WASHINGTON — Officials from the U.S. intelligence agencies and the Pentagon on Tuesday gave a rare glimpse of the outlook of threats to the nation — and the prospects were not reassuring.
Thousands of ISIS fighters and advocates remain in Syria and Iraq, with no intention of going away or stopping suicide and other attacks. North Korea is not likely to give up its nuclear weapons, despite what it pretends to say. The war in Afghanistan will continue to be a stalemate with mo military breakthrough envisioned.

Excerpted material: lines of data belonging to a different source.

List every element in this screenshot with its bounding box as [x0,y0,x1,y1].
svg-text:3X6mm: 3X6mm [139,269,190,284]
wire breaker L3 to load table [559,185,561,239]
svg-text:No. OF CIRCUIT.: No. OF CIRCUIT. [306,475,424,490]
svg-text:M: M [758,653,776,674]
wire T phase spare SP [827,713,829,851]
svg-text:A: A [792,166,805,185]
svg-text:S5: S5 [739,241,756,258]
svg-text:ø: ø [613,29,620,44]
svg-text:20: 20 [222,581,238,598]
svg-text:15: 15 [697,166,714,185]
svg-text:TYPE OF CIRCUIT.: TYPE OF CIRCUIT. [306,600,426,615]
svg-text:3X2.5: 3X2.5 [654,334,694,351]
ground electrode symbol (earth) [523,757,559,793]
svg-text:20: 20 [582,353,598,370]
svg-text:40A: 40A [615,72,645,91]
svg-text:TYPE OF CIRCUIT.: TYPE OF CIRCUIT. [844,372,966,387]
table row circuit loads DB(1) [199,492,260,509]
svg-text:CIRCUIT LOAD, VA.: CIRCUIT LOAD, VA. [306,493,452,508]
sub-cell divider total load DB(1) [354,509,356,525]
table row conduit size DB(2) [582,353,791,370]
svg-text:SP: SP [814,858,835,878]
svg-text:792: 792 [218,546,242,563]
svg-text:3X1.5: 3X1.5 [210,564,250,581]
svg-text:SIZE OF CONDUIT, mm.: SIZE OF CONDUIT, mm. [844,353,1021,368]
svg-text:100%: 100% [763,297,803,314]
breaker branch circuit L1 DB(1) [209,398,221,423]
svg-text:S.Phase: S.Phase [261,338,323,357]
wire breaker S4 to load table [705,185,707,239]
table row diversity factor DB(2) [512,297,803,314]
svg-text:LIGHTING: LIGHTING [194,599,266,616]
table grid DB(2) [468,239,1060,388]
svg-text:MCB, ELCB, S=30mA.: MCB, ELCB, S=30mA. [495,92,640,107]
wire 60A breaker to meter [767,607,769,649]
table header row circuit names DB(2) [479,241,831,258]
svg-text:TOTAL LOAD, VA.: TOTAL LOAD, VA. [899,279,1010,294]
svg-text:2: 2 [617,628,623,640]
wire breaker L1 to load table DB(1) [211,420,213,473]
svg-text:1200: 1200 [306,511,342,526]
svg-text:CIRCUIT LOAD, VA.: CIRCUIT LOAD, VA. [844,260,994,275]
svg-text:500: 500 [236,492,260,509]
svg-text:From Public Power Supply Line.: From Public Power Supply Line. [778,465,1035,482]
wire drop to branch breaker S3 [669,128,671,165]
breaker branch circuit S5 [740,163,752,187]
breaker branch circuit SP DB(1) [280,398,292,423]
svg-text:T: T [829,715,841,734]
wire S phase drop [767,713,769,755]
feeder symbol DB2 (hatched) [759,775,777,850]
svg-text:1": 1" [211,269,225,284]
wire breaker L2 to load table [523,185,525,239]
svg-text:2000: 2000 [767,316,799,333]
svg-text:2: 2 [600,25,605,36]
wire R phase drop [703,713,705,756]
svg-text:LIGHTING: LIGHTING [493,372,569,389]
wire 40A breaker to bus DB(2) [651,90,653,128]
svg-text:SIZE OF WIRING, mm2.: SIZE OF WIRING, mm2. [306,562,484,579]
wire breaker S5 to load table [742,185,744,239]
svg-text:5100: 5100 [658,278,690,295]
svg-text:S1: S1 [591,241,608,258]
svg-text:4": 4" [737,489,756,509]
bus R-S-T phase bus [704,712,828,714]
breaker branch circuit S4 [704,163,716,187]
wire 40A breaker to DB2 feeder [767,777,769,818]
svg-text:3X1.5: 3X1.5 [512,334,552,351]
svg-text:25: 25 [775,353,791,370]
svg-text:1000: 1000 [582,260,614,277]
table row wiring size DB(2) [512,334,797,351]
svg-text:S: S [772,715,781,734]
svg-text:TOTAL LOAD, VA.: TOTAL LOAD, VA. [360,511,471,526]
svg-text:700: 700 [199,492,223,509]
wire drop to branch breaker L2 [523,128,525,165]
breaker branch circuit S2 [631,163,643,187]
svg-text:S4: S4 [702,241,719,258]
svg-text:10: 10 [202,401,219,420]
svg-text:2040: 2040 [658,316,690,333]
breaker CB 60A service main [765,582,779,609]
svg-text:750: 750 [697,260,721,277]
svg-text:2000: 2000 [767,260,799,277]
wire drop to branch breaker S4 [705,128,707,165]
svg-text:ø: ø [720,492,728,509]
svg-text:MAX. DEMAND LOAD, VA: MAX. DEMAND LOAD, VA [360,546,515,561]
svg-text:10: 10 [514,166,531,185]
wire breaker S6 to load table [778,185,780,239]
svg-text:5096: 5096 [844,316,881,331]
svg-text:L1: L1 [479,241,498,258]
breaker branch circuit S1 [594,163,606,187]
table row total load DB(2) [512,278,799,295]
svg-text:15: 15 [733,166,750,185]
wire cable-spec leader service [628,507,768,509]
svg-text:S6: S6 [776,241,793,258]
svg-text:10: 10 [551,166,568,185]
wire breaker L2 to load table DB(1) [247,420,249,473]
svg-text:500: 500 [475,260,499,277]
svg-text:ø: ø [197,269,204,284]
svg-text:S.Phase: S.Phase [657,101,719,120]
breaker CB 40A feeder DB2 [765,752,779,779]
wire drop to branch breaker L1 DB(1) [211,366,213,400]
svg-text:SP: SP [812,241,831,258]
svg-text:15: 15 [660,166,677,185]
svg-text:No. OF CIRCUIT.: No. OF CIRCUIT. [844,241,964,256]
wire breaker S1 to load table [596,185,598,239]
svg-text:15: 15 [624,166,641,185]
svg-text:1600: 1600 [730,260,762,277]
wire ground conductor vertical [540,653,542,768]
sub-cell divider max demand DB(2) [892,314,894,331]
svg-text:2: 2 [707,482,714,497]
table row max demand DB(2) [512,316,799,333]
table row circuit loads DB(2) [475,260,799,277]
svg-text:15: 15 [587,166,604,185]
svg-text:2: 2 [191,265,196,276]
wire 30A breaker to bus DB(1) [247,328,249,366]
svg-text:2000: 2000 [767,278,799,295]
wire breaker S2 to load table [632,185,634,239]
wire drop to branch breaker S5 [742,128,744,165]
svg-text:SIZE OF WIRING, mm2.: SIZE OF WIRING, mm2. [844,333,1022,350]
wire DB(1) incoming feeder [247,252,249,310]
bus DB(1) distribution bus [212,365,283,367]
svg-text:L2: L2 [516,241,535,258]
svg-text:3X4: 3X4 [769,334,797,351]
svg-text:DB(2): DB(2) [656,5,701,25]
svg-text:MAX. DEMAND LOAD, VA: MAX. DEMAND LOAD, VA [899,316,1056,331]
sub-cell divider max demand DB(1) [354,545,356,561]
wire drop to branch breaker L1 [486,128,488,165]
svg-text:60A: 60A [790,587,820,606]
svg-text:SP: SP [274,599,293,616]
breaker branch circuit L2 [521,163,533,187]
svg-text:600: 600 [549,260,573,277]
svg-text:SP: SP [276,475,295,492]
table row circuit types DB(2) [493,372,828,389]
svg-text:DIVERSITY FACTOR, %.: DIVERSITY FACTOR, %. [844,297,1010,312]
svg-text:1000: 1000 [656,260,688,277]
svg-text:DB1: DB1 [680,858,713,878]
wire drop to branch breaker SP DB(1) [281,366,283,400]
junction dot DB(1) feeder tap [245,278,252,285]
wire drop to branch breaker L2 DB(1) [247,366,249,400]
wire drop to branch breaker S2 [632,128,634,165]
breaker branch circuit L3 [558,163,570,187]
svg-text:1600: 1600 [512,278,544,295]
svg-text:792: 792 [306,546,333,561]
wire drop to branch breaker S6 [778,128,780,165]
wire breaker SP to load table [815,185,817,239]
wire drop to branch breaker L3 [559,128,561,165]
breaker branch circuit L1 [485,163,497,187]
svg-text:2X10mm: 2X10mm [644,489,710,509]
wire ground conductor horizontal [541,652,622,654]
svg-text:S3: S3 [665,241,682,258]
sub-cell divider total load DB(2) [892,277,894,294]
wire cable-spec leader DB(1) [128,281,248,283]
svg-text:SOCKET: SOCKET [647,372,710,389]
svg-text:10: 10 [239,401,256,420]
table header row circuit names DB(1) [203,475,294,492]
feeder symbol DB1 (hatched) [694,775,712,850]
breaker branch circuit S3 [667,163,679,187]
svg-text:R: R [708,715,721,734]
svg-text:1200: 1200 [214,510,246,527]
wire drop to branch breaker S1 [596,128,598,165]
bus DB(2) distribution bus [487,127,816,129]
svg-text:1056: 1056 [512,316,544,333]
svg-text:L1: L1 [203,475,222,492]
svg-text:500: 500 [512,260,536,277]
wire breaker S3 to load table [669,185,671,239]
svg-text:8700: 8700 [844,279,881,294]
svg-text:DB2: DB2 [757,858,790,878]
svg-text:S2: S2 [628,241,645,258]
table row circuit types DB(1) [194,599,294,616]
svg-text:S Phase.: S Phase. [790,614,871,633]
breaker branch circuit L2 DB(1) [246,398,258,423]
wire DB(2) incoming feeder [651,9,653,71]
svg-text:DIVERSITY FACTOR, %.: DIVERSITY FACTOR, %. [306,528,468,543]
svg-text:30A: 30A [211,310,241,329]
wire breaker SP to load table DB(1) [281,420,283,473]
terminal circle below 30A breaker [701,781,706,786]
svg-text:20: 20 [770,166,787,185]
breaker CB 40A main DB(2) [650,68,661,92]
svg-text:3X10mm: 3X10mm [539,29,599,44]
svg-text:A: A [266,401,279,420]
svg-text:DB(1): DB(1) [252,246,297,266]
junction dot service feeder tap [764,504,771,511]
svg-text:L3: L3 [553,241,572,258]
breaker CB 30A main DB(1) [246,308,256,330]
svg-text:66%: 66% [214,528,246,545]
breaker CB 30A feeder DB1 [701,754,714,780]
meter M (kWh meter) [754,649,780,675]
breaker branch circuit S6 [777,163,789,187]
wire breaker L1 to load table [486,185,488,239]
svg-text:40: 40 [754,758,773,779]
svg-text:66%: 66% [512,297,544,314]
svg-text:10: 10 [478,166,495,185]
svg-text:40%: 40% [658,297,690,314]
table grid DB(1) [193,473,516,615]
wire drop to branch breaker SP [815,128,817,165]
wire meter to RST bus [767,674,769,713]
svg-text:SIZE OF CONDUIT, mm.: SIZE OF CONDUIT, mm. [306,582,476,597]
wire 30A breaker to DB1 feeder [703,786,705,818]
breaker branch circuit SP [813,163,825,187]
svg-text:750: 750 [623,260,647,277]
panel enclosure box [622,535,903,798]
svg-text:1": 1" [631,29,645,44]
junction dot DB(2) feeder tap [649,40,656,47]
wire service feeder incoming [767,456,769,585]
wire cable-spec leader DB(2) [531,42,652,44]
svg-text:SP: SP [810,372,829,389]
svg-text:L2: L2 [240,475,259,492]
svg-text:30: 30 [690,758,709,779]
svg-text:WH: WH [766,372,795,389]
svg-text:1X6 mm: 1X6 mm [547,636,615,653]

The U.S. is certain to be the target of a plethora of cyber attacks to influence the 2020 presidential election.
Those scenarios and others were presented Tuesday to the Senate Intelligence Committee by intelligence officials including Director of National Intelligence Dan Coats, FBI Director Christopher Wray and CIA Director Gina Haspel in a rare public hearing.
Their assessments often were in dissonance to what the Trump administration has projected — including one of the few neutral assessments: that Iran does not appear to be developing nuclear weapons in violation of the 2015 nuclear agreement from which the U.S. withdrew.
“Our adversaries and strategic competitors will increasingly use cyber capabilities — including cyber espionage, attack, and influence — to seek political, economic, and military advantage over the United States and its allies and partners,” Coats said. Other nations are likely to join China and Russia with the knowhow for cyber espionage and attacks, he said.
Pentagon officials had previously said China is ahead in many cyber areas. The Pentagon is increasing its efforts to detect and thwart practices such as “deep-fakes” and grey zone cyber attacks.
Coats said Russia has increased its skills in social media and cyber manipulation in advance of the 2020 election.
“Russia’s social media efforts will continue to focus on aggravating social and racial tensions, undermining trust in authorities, and criticizing perceived anti-Russia politicians…in a targeted fashion,” he said.
A report given to the committee said: “We expect our adversaries and strategic competitors to refine their capabilities and add new tactics as they learn from each other’s experiences, suggesting the threat landscape could look very different in 2020 and future elections.”
Wray said China’s approach is different, using economics to gain control over institutions and facilities as well as sophisticated stealing of data, information and intellectual knowledge. He said China’s operations are “more deep, more vexing, more comprehensive and more challenging than any other” he has tried to counter.
“We have economic espionage investigations … in virtually every one of our 56 field offices,” Wray told the committee. “And the number of those have doubled over the past three or four years, and almost all of them … lead back to China.”
In regards to North Korea giving up its nuclear arsenal, Coats told the committee that the opposite seems to be the case. “We continue to observe activity inconsistent with full denuclearization.”